4.2. Ter beoordeling staat of verzoeker het naturalisatiebesluit heeft verkregen met gebruikmaking van valse of fictieve persoonsgegevens. Zo dat het geval is, identificeert dat verzoeker - behoudens bijzondere omstandigheden - niet en mist het rechtsgevolg. Verzoeker is dan geen Nederlander. De rechtbank neemt bij haar beslissing de volgende omstandigheden in overweging.
4.3. Bij zijn arrestatie in juni 2006 in het Verenigd Koninkrijk droeg verzoeker een Britse "IND Application Registration Card" bij zich waaruit blijkt dat hij in 2004 in het Verenigd Koninkrijk onder de naam [alias verzoeker] asiel heeft aangevraagd.
4.4. Door de IND is een uittreksel uit het strafregister van de Manchester City Crown overgelegd op naam van [verzoeker]. In dat uittreksel staat onder meer vermeld "alias names [alias verzoeker]".
4.5. In een ambtsbericht van 10 december 2008 is vermeld dat de AIVD over betrouwbare informatie beschikt dat [verzoeker] de Nederlandse nationaliteit heeft verkregen op basis van een valse identiteit. De werkelijke naam van [verzoeker] luidt volgens de AIVD: [alias verzoeker], geboren op [geboortedatum] 1969 te Koeweit. Voorts beschikt [verzoeker] volgens de AIVD over de Jordaanse nationaliteit.
4.6. Tijdens de mondelinge behandeling is door de IND een bij verzoeker bekend individueel ambtsbericht overgelegd van 11 november 2010. Dit bericht vermeldt: "Asielverzoek van: [verzoeker], geboren op [geboortedatum] 1969, van Iraakse nationaliteit, alias [alias verzoeker], geboren op [geboortedatum] 1960 van Jordaanse nationaliteit, alias [alias verzoeker], geboren op [geboortedatum] 1965 van Iraakse nationaliteit, dossiernr. [nummer]". In het ambtsbericht wordt bevestigd dat betrokkene in Jordanië bekend is onder de naam: [alias verzoeker], geboren in 1969 en dat hij in het bezit is van de Jordaanse nationaliteit. Zijn nationaal nummer is [nummer].

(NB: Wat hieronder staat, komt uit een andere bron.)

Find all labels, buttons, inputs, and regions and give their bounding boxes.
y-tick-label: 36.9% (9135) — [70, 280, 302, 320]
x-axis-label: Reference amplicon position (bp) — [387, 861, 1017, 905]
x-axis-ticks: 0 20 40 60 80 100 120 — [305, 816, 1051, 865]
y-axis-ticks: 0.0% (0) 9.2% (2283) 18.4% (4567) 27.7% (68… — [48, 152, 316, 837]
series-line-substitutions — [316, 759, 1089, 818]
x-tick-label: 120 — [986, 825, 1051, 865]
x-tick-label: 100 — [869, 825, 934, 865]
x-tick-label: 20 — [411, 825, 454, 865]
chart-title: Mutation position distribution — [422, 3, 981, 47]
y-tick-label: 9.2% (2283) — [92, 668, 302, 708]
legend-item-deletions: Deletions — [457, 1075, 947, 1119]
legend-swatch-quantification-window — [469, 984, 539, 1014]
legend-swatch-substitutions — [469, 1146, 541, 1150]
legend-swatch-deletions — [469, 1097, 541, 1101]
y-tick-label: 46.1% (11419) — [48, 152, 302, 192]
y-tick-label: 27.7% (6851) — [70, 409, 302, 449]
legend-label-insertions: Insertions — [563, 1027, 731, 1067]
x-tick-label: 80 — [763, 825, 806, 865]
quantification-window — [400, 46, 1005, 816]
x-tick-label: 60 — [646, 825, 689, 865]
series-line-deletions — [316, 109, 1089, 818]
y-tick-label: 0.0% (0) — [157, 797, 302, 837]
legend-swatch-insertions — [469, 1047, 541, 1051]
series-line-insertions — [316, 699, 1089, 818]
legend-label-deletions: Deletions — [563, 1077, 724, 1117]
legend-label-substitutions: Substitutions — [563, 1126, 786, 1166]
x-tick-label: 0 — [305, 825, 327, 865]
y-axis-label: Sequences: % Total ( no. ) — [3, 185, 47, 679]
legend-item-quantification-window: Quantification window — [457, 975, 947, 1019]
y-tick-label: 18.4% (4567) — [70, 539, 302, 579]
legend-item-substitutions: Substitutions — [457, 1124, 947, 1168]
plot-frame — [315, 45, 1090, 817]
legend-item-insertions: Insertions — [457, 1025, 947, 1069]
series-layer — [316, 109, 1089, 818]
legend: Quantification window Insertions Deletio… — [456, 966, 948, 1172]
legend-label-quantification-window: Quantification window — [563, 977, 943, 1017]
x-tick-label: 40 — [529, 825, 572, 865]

4.7. Door de IND is met verwijzing naar de bijlagen 10 en 11, door de IND overgelegd bij brief van 31 augustus 2010, ter zitting verklaard dat in het Verenigd Koninkrijk uitgebreid onderzoek, waaronder een fotovergelijking, is gedaan naar de identiteit van verzoeker die als [alias verzoeker] met de Jordaanse nationaliteit is geïdentificeerd.
4.8. Het vorenstaande leidt tot de conclusie dat er inmiddels concrete aanwijzingen zijn op grond waarvan dient te worden geconcludeerd dat verzoeker niet degene is aan wie bij Koninklijk Besluit van 23 december 1998 het Nederlanderschap is verleend. Weliswaar heeft [verzoeker] de desbetreffende aanwijzingen in al haar onderdelen betwist maar die betwisting is in het geheel niet (nader) onderbouwd. Tegen de achtergrond van voormelde aanwijzingen had [verzoeker] niet kunnen volstaan met een herhaling van hetgeen hij in de asielprocedure naar voren heeft gebracht. Aangezien voorts niet is gebleken van bijzondere omstandigheden als bedoeld in de hiervoor onder 4.1. bedoelde beschikking van de Hoge Raad, zal het verzoek worden afgewezen.
De rechtbank wijst het verzoek af.
Deze beschikking is gegeven door mrs. M.Th. Nijhuis, M.E. Groeneveld-Stubbe en W.A.G.J. Ferenschild en is uitgesproken ter openbare terechtzitting van 1 juni 2011, in tegenwoordigheid van de griffier.